Even today there's by no means unanimity in the medical community that fibromyalgia is a legitimate condition.
"There's an extremely wide range of opinions of physicians, ranging from it doesn't exist at all to it's a true illness. At a guess I'd say it's probably no better than fifty-fifty," says John Kincaid, MD, a neurology professor at the Indiana University School of Medicine, in Indianapolis, and a former board member of the American Association of Neuromuscular and Electrodiagnostic Medicine.
"In fact I was at a dinner with two other nerve-and-muscle neurologists and one was a believer and the other was what you could call an 'eye roller.'"
A New York Times article this past January demonstrated the contradictory beliefs that surround the syndrome. The story quoted a researcher who helped define fibromyalgia in 1990 but has since changed his mind.
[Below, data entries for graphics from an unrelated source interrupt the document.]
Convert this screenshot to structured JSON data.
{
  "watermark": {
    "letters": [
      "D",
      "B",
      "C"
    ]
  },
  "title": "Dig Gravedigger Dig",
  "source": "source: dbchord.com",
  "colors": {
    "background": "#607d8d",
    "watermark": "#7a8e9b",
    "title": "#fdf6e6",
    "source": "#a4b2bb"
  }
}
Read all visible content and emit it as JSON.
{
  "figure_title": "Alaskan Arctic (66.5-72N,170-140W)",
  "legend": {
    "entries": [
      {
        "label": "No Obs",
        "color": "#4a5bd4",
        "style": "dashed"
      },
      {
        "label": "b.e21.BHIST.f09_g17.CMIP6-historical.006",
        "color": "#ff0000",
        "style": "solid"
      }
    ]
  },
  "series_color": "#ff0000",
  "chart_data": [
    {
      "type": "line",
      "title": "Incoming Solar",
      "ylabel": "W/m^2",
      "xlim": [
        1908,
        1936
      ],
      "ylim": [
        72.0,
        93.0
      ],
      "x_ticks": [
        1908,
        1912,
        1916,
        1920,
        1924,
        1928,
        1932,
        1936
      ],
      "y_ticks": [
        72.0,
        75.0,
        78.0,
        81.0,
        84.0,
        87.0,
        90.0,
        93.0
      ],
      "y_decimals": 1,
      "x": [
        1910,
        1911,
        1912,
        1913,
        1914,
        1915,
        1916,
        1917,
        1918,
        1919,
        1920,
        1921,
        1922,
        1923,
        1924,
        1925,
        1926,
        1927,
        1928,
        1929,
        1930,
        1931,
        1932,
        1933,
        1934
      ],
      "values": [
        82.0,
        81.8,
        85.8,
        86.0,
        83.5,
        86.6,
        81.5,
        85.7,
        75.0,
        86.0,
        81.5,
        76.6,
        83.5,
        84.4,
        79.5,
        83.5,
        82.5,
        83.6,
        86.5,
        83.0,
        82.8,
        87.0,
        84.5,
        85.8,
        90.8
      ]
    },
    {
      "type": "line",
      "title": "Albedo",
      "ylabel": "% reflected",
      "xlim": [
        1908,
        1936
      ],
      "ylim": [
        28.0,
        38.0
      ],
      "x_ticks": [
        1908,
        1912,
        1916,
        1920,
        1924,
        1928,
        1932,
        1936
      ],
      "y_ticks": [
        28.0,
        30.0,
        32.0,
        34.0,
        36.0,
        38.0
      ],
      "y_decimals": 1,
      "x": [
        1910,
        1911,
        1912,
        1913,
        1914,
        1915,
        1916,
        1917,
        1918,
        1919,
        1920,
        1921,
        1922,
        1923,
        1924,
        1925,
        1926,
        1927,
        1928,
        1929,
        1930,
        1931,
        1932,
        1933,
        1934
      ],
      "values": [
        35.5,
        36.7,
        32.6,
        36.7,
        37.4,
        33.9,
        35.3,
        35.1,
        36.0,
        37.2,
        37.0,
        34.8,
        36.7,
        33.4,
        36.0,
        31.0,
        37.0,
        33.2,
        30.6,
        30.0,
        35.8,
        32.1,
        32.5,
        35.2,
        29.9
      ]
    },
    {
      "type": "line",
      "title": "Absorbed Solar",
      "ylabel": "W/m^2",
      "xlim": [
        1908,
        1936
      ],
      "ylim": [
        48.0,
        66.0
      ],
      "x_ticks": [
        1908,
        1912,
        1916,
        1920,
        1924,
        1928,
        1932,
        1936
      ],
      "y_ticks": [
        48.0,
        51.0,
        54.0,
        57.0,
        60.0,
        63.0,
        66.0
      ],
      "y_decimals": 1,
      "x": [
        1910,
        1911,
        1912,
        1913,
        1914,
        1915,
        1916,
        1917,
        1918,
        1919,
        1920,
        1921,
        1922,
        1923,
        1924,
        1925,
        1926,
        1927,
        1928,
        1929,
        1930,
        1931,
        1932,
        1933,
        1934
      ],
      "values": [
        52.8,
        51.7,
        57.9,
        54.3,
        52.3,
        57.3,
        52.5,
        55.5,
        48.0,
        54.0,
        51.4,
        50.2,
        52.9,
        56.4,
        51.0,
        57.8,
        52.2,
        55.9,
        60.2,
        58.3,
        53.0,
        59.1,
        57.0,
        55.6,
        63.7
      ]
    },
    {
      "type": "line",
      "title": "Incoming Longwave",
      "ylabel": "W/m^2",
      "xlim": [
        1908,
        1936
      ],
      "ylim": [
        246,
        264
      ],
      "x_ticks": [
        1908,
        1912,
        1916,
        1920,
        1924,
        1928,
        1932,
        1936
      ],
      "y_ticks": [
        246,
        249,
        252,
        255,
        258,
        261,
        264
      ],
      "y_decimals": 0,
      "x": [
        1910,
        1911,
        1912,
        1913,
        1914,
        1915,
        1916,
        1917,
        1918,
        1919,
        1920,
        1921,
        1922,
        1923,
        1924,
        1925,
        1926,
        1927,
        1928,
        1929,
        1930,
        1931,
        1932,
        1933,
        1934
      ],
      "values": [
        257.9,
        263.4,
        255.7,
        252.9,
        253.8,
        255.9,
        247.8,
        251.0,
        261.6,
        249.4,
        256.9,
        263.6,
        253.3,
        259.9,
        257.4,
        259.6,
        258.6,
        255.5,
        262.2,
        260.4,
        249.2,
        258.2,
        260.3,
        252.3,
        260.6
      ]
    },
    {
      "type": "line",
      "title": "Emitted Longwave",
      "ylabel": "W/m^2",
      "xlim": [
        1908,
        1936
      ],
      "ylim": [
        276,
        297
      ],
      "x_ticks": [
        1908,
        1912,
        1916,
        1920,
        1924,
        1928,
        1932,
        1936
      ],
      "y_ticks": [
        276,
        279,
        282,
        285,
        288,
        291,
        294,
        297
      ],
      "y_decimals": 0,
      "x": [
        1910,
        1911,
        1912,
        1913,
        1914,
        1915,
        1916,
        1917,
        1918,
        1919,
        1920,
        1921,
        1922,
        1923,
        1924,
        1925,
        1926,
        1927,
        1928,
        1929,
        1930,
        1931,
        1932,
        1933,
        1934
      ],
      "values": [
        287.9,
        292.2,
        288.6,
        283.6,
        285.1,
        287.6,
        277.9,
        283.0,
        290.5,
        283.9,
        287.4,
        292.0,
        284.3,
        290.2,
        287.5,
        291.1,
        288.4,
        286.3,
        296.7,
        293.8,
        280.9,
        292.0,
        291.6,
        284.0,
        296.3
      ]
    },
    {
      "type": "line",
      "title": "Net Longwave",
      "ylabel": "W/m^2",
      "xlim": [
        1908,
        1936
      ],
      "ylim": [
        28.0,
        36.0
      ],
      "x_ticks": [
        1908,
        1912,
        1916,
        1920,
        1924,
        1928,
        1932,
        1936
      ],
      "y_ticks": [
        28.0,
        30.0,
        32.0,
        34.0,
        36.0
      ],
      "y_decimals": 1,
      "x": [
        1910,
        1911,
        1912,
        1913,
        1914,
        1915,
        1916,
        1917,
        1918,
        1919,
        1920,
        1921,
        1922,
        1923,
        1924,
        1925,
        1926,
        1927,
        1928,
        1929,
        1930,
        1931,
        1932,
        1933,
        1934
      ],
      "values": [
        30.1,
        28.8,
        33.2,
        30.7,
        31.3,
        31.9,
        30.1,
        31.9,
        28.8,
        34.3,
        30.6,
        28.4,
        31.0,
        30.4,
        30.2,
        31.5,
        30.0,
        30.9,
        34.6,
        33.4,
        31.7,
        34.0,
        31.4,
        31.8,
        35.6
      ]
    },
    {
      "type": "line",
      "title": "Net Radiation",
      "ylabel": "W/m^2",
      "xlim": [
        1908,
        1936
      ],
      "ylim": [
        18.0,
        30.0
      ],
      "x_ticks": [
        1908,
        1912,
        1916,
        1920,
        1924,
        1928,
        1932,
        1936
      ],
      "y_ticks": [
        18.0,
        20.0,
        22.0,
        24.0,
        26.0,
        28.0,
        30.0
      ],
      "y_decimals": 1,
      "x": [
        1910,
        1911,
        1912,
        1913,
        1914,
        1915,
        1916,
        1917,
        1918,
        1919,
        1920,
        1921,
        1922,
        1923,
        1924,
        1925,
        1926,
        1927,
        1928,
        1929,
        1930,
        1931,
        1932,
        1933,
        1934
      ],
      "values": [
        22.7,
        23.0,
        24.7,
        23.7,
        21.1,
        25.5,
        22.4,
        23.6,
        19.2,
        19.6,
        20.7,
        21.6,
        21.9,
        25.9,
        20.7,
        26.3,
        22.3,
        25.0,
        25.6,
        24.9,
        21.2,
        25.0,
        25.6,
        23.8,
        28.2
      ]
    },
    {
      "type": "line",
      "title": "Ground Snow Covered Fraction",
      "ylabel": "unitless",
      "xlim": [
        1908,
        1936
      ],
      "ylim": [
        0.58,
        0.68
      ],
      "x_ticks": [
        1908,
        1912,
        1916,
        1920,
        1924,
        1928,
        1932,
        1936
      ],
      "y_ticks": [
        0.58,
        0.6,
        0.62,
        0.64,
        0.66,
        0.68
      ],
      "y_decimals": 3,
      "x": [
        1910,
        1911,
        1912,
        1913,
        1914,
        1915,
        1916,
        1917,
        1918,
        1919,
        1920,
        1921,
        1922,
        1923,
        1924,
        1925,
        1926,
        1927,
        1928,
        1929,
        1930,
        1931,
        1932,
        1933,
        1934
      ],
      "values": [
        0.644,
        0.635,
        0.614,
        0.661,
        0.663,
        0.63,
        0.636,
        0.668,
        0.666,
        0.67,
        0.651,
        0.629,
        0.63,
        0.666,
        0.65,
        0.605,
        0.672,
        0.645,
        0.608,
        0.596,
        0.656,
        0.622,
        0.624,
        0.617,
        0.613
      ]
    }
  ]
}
He said it "clearly is not" a disease and added: "To make people ill, to give them an illness, was the wrong thing."
Not an easy syndrome to treat
Fibromyalgia presents as a cluster of nebulous symptoms, and there is no definitive cure, so treatments are based on trial and error. This can be tremendously frustrating to physicians and that means patients suffer.
"Sometimes [doctors] take out their frustrations on the patients and blame the patients for the illnesses," says fibromyalgia expert Daniel Clauw, MD, director of the Chronic Pain and Fatigue Research Center at the University of Michigan, in Ann Arbor. "There's a long history of this in medicine."
Todd Sitzman, MD, a past president of the American Academy of Pain Medicine, thinks primary care doctors are frustrated by fibromyalgia. They "don't like treating patients with this condition chronically, year after year," says Dr. Sitzman, since there's no cure and fibromyalgia patients can be hard to manage.
Sexism at work?
Patrick Wood, MD, a senior medical adviser to the NFA, believes that sexism may be at the root of this.
"Why in this society are we so free to dismiss the complaints of 30- to 50-year-old women? Why can we marginalize their experience so easily? It really does become an issue of gender politics. Why can we marginalize her and disregard her complaint, and yet if she were a man the same age we might take her seriously?"
Skepticism extends beyond the medical community. It can be difficult claiming a medical condition in everyday life when, on the outside at least, you appear fine.
"I had a handicap decal for my car because I can't walk long distances," says Kirkpatrick. "And people seem almost angry that I'm parking in a handicapped spot because I don't have a deformity, and I don't walk with a walker or a cane. People have asked me, 'What's wrong with you?' and when I tell them about fibromyalgia they look at me like I've just made something up out of the blue."